Eves The Behavior


EVES THE BEHAVIOR is certainly no wallflower. With a hint of mystery and an allure of hopefulness hidden behind a symmetrical hair-do, the twenty-one year old Hannah Karydas is part ingénue, part heroine and a wholly genuine artist. After her break-out singles ‘Heavy’ and ‘Zen’ took over the airwaves and internet alike her musical pieces have evolved from what she called ‘experiments’ to thought-provoking character studies told in a sensual and heady vocal range, set to intricately textured melodies and silky-smooth beats.

“Most of my lyrics are like behavioural studies,” she says. “I like to write about my observations of others that I guess are really just mirroring observations of things I do myself.”

Few young musicians have quite the steady vision and kaleidoscopic ambition in which EVES THE BEHAVIOR sets her sights on – and an unusual sight it is – the Brisbane singer, songwriter and producer has synesthesia.

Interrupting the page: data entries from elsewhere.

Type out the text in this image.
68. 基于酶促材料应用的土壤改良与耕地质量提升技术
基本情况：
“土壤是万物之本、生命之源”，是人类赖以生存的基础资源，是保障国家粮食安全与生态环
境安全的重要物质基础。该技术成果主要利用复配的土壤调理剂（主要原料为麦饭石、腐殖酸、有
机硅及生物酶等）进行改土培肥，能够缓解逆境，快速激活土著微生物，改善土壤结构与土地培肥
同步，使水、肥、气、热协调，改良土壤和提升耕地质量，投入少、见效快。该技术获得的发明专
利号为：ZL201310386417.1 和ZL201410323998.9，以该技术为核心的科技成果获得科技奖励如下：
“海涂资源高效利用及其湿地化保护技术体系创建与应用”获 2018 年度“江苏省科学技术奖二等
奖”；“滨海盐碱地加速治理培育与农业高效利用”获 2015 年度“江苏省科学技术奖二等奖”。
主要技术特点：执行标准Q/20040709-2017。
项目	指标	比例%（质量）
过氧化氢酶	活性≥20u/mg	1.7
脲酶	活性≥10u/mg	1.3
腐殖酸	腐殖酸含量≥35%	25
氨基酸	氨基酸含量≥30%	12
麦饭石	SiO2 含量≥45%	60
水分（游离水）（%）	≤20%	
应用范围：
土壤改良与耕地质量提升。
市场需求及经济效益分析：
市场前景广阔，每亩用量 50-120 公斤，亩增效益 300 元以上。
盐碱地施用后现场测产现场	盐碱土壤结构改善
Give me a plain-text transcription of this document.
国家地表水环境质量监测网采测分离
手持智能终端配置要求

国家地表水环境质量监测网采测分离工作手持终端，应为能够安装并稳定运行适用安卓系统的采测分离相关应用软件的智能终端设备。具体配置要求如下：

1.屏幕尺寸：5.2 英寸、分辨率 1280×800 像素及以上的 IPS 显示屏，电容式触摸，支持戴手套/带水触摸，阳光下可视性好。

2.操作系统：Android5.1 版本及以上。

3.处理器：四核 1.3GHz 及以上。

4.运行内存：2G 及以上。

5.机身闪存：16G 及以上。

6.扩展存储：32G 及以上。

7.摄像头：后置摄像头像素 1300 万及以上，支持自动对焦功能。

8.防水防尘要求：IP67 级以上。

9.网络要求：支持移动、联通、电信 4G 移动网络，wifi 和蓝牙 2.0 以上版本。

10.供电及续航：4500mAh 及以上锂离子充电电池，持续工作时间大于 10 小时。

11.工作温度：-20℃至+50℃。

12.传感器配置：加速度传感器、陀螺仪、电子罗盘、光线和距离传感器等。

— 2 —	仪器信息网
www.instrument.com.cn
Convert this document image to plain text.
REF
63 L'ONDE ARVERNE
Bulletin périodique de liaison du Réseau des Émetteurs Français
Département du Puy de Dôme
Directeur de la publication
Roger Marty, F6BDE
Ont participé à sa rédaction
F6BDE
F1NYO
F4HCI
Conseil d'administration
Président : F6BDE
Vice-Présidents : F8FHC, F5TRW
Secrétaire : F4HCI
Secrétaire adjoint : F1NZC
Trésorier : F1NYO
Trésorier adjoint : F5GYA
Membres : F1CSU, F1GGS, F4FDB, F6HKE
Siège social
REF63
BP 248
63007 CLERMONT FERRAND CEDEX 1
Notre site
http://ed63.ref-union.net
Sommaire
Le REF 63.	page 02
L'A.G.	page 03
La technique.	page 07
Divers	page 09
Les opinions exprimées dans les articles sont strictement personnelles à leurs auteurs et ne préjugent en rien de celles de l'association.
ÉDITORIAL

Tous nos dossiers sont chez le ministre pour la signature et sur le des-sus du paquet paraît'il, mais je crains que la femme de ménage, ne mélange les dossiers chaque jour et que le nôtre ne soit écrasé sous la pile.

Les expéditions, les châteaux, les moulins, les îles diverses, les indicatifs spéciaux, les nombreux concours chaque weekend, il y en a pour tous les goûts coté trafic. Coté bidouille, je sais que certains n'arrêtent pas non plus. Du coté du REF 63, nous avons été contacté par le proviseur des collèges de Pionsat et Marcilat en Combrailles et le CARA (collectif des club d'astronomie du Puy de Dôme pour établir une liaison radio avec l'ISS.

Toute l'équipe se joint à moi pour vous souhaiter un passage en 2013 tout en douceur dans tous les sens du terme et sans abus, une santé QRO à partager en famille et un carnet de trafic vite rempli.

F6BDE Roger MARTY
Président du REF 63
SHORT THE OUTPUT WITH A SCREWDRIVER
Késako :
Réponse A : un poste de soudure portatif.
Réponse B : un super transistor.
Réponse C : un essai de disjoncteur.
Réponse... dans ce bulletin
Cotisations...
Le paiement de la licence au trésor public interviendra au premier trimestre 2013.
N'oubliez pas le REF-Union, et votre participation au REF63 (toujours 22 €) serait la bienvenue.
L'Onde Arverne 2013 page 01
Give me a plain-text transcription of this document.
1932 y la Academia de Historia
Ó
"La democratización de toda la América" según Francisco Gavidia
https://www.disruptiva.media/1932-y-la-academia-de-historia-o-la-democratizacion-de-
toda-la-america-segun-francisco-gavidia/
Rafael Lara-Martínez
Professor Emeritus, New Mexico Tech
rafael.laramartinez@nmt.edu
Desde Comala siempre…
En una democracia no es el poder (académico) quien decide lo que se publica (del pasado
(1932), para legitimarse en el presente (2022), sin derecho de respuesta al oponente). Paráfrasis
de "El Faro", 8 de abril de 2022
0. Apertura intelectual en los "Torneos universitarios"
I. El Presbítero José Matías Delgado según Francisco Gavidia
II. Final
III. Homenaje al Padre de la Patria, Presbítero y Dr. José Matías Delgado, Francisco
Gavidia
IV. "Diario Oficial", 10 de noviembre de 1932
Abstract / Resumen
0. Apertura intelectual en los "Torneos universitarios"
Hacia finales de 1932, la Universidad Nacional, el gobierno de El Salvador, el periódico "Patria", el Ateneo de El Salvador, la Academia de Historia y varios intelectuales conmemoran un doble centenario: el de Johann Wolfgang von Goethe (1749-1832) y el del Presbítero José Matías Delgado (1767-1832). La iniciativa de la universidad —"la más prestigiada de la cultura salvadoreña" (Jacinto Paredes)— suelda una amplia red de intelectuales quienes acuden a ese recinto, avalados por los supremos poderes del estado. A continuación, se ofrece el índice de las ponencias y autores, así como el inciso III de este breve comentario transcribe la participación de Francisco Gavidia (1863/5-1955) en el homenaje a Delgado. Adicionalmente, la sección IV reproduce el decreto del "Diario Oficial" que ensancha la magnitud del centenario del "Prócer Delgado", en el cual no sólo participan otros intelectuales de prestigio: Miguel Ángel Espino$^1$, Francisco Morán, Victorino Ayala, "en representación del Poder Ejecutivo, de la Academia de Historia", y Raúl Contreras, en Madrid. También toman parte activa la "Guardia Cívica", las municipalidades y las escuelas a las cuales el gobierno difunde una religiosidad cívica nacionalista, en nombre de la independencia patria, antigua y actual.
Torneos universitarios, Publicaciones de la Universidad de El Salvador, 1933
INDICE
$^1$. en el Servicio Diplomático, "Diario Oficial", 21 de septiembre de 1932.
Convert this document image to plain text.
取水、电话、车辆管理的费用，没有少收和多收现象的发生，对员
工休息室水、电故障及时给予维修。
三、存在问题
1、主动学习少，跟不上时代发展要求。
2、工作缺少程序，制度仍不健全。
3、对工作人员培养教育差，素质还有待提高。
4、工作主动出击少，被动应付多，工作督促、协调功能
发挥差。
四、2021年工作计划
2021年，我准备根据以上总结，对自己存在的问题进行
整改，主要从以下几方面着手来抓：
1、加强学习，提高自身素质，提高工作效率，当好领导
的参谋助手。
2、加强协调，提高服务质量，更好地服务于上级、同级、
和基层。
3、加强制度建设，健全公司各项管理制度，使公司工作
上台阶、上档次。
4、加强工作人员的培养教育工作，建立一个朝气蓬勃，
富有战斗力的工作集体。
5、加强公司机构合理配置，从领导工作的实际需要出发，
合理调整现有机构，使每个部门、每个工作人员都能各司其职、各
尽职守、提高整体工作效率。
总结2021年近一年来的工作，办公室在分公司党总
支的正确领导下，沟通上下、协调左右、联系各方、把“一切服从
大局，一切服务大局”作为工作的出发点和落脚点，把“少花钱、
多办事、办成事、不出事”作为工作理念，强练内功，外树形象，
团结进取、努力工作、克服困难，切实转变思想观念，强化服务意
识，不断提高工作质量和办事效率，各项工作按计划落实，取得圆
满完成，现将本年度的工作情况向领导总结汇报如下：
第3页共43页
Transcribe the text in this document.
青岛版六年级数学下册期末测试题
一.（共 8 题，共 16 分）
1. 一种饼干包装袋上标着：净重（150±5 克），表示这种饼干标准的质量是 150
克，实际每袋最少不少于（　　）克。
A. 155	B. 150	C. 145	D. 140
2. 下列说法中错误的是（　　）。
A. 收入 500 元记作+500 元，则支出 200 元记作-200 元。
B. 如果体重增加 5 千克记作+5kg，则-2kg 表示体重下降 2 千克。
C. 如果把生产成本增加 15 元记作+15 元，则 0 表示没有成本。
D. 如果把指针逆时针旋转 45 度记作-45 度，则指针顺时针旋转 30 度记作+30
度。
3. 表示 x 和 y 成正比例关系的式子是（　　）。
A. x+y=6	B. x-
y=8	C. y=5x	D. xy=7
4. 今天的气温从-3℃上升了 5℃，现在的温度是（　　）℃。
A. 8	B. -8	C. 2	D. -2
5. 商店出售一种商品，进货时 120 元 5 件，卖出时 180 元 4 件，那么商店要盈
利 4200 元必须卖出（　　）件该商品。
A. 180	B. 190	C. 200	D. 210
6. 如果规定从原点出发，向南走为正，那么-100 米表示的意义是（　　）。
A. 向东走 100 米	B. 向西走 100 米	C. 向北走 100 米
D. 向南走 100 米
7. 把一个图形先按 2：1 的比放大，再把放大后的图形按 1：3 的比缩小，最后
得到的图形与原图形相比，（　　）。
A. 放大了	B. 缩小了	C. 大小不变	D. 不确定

A condition that elicits an experience of mixed senses – and in Hannah’s case, certain elements trigger and become colours in her mind.

As a child I used to notice my friend’s name, Jordan, was orange,” Hannah recounts, but her vivid stimulus also reacts to music. “Listening to “Bound 2” by Kanye West means that the sampled backup singing girls “bound to fall in love” are very golden yellow. “Ah huh honey” is frosty pink. When Kanye starts the song turns rich deep red. “I know you’re tired of loving” sample is a cinnamon colour.”

This rare sense affects and influences her own music – allowing Hannah to figuratively paint her music. From matching tones to contrasting colours her songs capture the shades and hues she see’s with each beat. “In my head my single ‘Zen’ is very orange/dirty gold-flecked with a dark maroon.”

But Hannah ensures that are songs aren’t just a spectrum of bright colour. She is particularly interested in drawing out the shadow and darkness within her music.

My ambition as an artist – my obsession – is writing about this idea that we are all half as bad as we are good. This idea that maybe we are all one inch away from being that person on the news we’ve so quickly said we’ll never be. I’m an advocate for boredom and frustration and even for melancholy and sadness, and feeling okay about it. My favourite author Alain de Botton sums it up perfectly: “people only get really interesting when they start to rattle the bars of their cages”.

Growing up in far North Queensland, Hannah travelled the world through books and her parent’s record collection before she was old enough to journey overseas’ herself. Instilling in her an appreciation of words and ultimately lyrics, these inward-adventures add a layer of poetic, literate meaning to her songs that resonate with any listener.

As influenced by Internet-hyper-pop as she is lyrical eloquence, Hannah covers the vast musical territory that blurs the line between pop and experimentalism that has quickly won her listeners from around the world – from folk fans that her drawn to her curious voice and clever lyricism, to electronic music enthusiasts that are drawn to her textured and deftly spun samples. After a stunning showcase at Big Sound and Laneway Festival 2015, the future is looking as bright as it is multi-coloured for EVES THE BEHAVIOR.